11.07.2008

Pierwsza dama Francji, nagrała nową płytę. Sytuacja jest na tyle nietypowa, że Carlę zaprosili do dziennika telewizyjnego w jedynce.
Ach, jaka ta kobieta jest śliczna! Każdy uśmiech, każde spojrzenie, każde pochylenie głowy jest jak dzieło sztuki. Właśnie - sztuki. Teoretycznie wiemy, że takie efekty osiąga się pracą. Idealne wystudiowanie póz i min. No i co z tego? Teoria może się schować. Jak się ją widzi, widzi się tylko, że jest po prostu śliczna.
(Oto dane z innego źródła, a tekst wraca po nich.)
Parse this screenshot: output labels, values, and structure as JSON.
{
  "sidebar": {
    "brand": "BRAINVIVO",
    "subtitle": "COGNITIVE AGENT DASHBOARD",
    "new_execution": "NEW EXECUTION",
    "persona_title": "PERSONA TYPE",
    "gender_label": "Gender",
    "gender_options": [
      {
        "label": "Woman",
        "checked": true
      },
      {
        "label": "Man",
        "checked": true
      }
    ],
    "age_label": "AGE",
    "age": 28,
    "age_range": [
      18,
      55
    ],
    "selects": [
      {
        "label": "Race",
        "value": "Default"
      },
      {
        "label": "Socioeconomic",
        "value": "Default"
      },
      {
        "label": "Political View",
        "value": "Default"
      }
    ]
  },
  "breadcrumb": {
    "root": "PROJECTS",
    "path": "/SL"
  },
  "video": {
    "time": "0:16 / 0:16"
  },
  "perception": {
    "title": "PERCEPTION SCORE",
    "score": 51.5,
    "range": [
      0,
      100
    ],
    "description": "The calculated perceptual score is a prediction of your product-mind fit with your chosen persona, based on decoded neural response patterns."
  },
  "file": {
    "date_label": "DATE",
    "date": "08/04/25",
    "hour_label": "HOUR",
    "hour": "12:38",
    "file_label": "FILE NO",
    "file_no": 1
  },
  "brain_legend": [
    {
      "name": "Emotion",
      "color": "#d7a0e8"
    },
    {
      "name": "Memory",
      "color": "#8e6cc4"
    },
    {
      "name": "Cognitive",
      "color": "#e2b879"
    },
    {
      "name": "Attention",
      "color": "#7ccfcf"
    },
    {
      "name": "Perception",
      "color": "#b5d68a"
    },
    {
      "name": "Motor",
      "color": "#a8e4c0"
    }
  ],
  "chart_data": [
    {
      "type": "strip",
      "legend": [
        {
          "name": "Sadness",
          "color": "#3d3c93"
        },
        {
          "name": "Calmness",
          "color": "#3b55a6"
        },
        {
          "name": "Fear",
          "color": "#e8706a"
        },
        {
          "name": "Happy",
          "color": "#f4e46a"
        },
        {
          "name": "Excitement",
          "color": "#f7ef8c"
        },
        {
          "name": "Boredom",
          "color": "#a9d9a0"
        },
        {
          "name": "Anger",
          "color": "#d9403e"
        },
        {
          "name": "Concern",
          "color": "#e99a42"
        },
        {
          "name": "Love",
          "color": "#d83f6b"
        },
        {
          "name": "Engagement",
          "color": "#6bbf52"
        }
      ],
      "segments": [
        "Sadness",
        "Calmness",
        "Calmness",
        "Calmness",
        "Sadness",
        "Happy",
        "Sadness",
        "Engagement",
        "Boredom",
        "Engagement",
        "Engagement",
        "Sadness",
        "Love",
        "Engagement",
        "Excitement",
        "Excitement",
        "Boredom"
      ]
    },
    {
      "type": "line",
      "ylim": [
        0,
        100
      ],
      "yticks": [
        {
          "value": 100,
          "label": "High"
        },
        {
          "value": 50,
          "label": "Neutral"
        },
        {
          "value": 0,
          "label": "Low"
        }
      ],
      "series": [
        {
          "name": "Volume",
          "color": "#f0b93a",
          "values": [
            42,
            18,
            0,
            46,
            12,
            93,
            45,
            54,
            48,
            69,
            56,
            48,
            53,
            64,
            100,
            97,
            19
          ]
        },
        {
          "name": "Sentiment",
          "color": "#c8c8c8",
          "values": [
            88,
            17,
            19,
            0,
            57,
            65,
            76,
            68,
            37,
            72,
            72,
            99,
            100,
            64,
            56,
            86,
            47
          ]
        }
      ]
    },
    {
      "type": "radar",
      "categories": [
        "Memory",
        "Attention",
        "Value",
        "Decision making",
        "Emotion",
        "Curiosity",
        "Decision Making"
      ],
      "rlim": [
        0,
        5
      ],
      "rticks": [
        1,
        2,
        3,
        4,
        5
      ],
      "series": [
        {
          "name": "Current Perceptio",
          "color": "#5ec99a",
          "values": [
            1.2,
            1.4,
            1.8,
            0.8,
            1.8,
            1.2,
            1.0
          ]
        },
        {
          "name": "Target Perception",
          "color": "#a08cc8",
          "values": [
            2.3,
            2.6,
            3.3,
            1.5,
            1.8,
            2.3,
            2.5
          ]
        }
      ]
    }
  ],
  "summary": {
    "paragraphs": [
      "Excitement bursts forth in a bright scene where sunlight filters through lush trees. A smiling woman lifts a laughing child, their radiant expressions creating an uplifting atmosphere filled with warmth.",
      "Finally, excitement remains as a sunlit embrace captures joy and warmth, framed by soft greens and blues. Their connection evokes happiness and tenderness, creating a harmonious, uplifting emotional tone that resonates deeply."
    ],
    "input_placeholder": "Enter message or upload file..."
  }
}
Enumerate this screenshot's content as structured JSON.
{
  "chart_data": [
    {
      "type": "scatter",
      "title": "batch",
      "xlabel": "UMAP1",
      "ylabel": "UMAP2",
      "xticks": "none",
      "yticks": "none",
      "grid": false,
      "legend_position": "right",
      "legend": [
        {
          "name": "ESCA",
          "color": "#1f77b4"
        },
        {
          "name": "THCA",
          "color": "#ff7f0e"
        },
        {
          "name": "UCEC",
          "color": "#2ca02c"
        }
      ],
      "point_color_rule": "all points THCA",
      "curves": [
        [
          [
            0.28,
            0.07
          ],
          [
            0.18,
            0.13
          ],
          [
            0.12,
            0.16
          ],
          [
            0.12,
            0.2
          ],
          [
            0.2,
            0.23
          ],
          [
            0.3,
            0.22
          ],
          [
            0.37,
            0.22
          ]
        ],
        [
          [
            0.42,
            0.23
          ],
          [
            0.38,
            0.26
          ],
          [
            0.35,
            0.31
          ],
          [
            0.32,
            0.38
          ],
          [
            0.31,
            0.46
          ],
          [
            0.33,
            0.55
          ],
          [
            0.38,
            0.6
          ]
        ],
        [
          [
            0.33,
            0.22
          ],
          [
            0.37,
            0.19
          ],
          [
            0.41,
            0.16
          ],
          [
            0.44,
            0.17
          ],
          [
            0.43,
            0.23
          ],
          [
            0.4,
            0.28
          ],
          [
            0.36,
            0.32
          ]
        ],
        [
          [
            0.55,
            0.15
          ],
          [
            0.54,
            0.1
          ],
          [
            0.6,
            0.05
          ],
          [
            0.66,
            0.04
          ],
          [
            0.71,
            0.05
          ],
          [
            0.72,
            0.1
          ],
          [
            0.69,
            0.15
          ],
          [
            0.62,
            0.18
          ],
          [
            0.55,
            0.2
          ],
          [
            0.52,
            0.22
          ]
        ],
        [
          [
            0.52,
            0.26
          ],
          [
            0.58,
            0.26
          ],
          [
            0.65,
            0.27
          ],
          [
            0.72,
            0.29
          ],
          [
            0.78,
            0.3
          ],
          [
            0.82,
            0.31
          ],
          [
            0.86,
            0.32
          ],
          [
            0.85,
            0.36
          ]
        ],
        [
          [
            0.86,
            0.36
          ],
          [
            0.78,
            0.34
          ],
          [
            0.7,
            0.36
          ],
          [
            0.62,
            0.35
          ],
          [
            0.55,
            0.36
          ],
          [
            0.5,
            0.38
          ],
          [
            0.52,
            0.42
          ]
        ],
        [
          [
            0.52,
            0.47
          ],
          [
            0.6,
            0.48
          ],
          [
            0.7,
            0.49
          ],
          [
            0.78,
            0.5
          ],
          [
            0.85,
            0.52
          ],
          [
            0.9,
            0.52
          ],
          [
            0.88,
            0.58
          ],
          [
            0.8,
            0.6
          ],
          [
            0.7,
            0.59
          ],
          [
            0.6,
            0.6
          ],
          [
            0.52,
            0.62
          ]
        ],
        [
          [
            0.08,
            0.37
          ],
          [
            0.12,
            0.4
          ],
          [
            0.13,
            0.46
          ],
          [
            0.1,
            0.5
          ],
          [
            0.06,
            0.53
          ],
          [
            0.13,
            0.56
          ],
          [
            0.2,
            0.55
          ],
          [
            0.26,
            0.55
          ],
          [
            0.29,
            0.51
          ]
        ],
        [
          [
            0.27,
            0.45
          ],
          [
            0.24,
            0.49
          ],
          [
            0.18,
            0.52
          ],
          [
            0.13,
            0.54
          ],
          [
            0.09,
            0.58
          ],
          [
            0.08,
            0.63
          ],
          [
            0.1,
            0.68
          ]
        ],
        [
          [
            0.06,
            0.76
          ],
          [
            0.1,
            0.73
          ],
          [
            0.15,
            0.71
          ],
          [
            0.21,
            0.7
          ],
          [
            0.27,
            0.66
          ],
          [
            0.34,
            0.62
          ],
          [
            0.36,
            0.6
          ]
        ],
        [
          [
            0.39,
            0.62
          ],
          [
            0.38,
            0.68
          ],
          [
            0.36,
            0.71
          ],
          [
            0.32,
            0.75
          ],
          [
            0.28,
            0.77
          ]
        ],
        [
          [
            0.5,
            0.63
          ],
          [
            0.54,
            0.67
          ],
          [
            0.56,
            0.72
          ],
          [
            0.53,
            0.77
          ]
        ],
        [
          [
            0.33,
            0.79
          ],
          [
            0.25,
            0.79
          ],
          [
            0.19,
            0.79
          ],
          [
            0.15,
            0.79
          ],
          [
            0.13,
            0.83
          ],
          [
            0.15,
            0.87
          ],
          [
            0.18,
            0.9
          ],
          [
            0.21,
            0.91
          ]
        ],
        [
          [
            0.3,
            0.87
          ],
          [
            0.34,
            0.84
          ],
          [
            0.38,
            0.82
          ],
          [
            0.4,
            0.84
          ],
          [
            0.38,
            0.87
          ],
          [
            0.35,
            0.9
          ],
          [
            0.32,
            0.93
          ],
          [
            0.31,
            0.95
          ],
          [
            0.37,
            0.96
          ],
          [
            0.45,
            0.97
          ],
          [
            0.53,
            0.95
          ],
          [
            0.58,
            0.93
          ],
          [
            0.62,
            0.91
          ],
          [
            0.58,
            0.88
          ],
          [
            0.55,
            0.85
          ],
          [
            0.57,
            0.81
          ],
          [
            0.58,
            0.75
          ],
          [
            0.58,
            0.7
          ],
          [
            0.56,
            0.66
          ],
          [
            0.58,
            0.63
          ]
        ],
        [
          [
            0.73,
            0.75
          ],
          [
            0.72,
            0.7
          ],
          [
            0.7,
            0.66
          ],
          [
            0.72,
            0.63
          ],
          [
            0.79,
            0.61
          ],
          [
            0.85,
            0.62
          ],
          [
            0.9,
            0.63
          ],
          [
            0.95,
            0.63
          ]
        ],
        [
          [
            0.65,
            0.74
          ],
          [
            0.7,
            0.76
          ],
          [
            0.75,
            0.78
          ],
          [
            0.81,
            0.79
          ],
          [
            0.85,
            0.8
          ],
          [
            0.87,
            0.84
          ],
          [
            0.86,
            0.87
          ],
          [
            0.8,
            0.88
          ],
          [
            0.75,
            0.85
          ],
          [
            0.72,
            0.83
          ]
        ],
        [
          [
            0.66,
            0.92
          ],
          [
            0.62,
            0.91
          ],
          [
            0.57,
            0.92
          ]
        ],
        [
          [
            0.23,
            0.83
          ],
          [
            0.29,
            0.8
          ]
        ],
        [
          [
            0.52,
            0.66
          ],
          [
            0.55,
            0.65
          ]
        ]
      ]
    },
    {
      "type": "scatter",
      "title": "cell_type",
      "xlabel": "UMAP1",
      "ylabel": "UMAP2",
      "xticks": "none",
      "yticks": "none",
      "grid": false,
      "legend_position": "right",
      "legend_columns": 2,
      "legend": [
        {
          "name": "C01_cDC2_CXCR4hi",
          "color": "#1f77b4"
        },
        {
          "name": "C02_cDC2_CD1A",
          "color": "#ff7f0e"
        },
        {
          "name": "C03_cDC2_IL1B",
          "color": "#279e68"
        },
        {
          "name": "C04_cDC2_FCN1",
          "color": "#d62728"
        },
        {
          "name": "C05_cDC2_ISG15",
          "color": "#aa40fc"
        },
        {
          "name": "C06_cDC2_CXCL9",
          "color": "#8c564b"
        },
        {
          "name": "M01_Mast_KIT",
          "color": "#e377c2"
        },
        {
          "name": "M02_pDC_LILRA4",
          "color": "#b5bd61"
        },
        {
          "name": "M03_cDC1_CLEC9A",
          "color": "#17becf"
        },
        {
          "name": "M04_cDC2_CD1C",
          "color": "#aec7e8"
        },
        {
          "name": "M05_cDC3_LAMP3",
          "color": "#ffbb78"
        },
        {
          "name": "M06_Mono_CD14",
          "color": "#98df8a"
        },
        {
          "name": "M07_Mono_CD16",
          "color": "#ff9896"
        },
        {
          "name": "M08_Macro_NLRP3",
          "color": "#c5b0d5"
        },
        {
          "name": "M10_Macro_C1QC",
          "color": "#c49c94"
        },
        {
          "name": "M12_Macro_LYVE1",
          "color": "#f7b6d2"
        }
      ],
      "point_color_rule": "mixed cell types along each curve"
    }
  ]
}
I się płacze...
Kto to słyszał, żeby widok cudzej urody wywoływał łzy... Co za szaleństwo!
Widzisz, Tato, nie jest łatwo być Twoją księżniczką, zwłaszcza gdy magiczne lusterko pokazuje cudze twarze.
***
No i Tata przysłał Anioła. Mądrego Anioła imieniem Karol. Jak zobaczyłam otwierające się okienko skype'a, od razu jakoś lżej mi się na sercu zrobiło. Dzięki Karolowi mogłam wreszcie poczytać bloga Karoliny. Zapomniałam albowiem adresu (który został w moim stacjonarnym komputerze w Warszawie, gdzie płynie prawdziwa rzeka), a wstyd mi się było przyznawać i wciąż liczyłam, że jakoś sobie przypomnę, albo znajdę.
A jak już Karol dał mi ten adres, to w te pędy pobiegłam do bloga i pooglądałam zdjęcia, na których Lanuszka (ciekawe, czy u niej płynie rzeka, jak w Warszawie, czy kanał, jak tutaj) robi herbatę. A oprócz zdjęć były słowa, z których wynika, że niektórzy mnie lubią i o mnie myślą. I co z tego, że nie wyglądam jak Carla Bruni, ale za to mam cudownych przyjaciół.... Upsss - znowu płaczę.... Ale teraz to ze wzruszenia.

3 komentarze:

  1. piekna jestes :) i racz o tym pamietac, bo przyjde i ugryze :*
    a tak serio, pamietam o Tobie tam :)

    OdpowiedzUsuń
  2. a przyjaciele mają Cie i tęsknią:)

    to co!? niebawem sie widzimy:)

    OdpowiedzUsuń
  3. tęsknią oj tęsknią... No a Karola mieć za anioła - dar niebagatelny:) Wracajże już nareszcie, bez Ciebie nie ma kompletu!